Apesar de um pouco mais longo que o necessário, 'Magnus Chase - O Martelo de Thor' é mais uma leitura divertida, cheia de piadinhas ácidas e personagens marcante, somando mais uma conquista para o currículo de Rick Riordan. Com certeza, uma empreitada irresistível.

Quanto tempo dava para insistir em salvar alguém, e em que momento desistíamos e sofríamos como se aquela pessoa tivesse morrido para nós?

Narrado em primeira pessoa, novamente o leitor se depara com a comicidade e toda a ironia que nosso protagonista, Magnus, possui. Em mais uma história cheia de graça, a leitura é fluída e divertida, não se tornando cansativa, embora, alguns momentos, tornem-se redundantes. O livro com suas 400 páginas me incomodou um pouco em alguns instante devido ao foco desnecessário em determinadas cenas; cenas essas que poderiam muito bem ter sido retiradas sem que o romance sofresse perdas. O que mantém o leitor preso a leitura é justamente o humor negro do protagonista, que arrasta você calmamente por todas as páginas, sem tornar aquilo algo penoso ou até enfadonho. 

Gostei principalmente do desenvolvimento que os personagens secundários ganharam nesse segundo volume.
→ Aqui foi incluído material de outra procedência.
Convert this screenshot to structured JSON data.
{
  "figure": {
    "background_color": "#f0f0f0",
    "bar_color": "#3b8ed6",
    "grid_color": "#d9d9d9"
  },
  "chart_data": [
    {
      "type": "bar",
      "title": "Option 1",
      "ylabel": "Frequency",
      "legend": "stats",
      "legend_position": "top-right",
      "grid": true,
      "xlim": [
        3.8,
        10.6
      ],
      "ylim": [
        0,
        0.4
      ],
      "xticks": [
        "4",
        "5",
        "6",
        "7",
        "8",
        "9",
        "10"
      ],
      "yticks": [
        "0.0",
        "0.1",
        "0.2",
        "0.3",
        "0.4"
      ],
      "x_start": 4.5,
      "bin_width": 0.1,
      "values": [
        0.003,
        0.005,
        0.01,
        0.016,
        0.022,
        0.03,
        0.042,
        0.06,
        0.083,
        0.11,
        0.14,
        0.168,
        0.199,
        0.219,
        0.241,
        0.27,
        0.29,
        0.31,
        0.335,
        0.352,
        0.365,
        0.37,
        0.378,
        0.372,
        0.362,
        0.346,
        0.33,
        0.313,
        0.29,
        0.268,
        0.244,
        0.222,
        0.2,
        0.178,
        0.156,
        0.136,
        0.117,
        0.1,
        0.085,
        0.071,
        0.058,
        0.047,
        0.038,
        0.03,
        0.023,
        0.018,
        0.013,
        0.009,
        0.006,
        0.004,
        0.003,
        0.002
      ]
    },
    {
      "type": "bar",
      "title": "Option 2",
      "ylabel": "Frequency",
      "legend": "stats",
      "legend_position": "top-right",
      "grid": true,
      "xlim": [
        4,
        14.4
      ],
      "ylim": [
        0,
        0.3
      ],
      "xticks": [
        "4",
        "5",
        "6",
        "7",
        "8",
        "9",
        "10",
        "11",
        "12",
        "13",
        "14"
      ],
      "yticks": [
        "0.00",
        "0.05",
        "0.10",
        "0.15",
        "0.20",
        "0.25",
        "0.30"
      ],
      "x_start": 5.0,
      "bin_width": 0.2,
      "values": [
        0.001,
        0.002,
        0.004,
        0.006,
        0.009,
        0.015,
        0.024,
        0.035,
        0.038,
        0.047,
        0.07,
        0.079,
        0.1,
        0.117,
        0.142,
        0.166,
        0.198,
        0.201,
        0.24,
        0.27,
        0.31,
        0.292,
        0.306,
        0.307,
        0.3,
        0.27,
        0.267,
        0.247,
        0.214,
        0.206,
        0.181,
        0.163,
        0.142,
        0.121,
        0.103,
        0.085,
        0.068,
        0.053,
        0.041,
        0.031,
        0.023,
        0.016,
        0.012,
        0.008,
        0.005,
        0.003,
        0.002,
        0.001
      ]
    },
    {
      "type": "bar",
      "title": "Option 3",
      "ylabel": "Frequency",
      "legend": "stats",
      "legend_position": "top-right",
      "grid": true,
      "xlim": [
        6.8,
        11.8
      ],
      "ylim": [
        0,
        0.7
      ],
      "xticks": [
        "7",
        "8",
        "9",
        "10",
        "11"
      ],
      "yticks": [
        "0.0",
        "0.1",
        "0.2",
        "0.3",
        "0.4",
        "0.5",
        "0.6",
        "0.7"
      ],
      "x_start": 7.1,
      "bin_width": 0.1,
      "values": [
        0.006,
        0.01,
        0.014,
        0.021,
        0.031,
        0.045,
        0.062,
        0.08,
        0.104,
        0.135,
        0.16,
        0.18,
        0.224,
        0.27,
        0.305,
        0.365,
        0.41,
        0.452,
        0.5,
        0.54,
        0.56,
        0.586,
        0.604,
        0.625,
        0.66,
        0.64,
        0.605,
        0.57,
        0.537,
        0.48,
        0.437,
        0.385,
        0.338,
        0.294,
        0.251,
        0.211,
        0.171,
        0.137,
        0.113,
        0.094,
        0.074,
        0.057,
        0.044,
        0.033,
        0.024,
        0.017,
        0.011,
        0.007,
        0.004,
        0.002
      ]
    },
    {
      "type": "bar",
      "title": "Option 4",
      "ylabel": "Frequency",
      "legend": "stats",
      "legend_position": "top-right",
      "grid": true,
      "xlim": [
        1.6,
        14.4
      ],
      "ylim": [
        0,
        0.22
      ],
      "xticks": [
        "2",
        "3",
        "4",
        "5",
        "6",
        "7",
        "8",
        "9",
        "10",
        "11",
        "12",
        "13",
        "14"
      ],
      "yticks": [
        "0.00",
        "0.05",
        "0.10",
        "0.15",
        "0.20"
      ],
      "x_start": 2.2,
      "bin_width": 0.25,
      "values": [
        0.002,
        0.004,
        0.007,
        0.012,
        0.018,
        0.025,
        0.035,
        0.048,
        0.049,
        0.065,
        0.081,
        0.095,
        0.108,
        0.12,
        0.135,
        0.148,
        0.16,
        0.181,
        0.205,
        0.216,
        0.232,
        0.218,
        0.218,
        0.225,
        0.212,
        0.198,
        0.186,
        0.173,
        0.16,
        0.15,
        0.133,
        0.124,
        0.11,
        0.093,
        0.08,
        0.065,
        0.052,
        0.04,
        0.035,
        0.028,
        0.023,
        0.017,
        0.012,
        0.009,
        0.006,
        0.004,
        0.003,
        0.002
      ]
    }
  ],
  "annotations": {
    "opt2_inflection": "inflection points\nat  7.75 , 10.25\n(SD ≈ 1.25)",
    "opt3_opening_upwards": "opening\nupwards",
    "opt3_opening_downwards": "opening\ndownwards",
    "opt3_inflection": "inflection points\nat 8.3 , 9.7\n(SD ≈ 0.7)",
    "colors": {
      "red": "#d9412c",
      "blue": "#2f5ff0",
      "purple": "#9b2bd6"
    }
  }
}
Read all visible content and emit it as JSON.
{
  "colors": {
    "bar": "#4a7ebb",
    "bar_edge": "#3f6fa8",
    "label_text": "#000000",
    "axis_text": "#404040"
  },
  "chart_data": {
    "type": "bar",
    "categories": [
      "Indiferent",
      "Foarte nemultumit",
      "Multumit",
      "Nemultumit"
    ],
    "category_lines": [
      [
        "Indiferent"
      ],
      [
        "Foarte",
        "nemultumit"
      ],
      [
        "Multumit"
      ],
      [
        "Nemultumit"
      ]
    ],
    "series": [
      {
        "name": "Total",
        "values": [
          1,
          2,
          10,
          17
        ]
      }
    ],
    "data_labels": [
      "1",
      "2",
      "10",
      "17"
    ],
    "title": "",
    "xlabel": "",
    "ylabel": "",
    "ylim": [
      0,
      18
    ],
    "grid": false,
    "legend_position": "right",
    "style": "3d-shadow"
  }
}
Diferentemente de outros livros que o autor trabalhou (trazendo mitologia como temática principal), esse o foco é não literalmente o personagem principal, mas sim os secundários, e seus dramas. Blitz, o anão, que já havia sido trabalhado no primeiro livro (enfase para ele lá), agora é colocado um pouco mais de lado junto de Magnus, enquanto Heart e Sam vão ganhando maior espaço, desenvolvendo suas personalidades e mostrando um pouco mais de seu passado. Heart em particular trouxe um ar muito mais pesado ao livro. Riordan apesar de tratar tudo com muita graça e ironia, tem focos extremamente sombrios durante a trama que podem realmente tocar o leitor ou emocionar. O elemento da morte é bastante presente nesse volume, em particular envolvendo familiares. O mesmo pode ser dito do preconceito. Acrescentando temas polêmicos como questões de gênero e religião, esses podem ser vistos como os melhores temas já desenvolvidos pelo autor. Ao mesmo tempo que são instigantes, são contraditórios, porque os personagens em si contradizem totalmente até o enredo central, tendo um ateu filho de um deus, ou então uma muçulmana que não acredita que essas divindades sejam realmente o Deus maior, mas sim, só criaturas geradas a partir dele. Essas questões são impactantes e sim, criam reflexão no leitor. A mesma coisa acontece com o personagem transgênero. Você se pega identificando-se com seus dilemas; a crueldade que sofre durante os dias em sociedade. Apesar de trazer a fórmula já muito conhecida (e tão criticada), eu pessoalmente vejo muito diferencial não só na escrita de Riordan (desde o primeiro livro de Percy Jackson), como também na escolha de temas para abordar. E vale ressaltar que tendo em vista um público infanto juvenil, o livro se torna ainda mais válido por trazer a discussão de temas tão importantes que realmente precisam ser debatidos e encarados pela sociedade como algo normal, e não diferente e errado (universalização de uma religião, ou de distinção de gênero).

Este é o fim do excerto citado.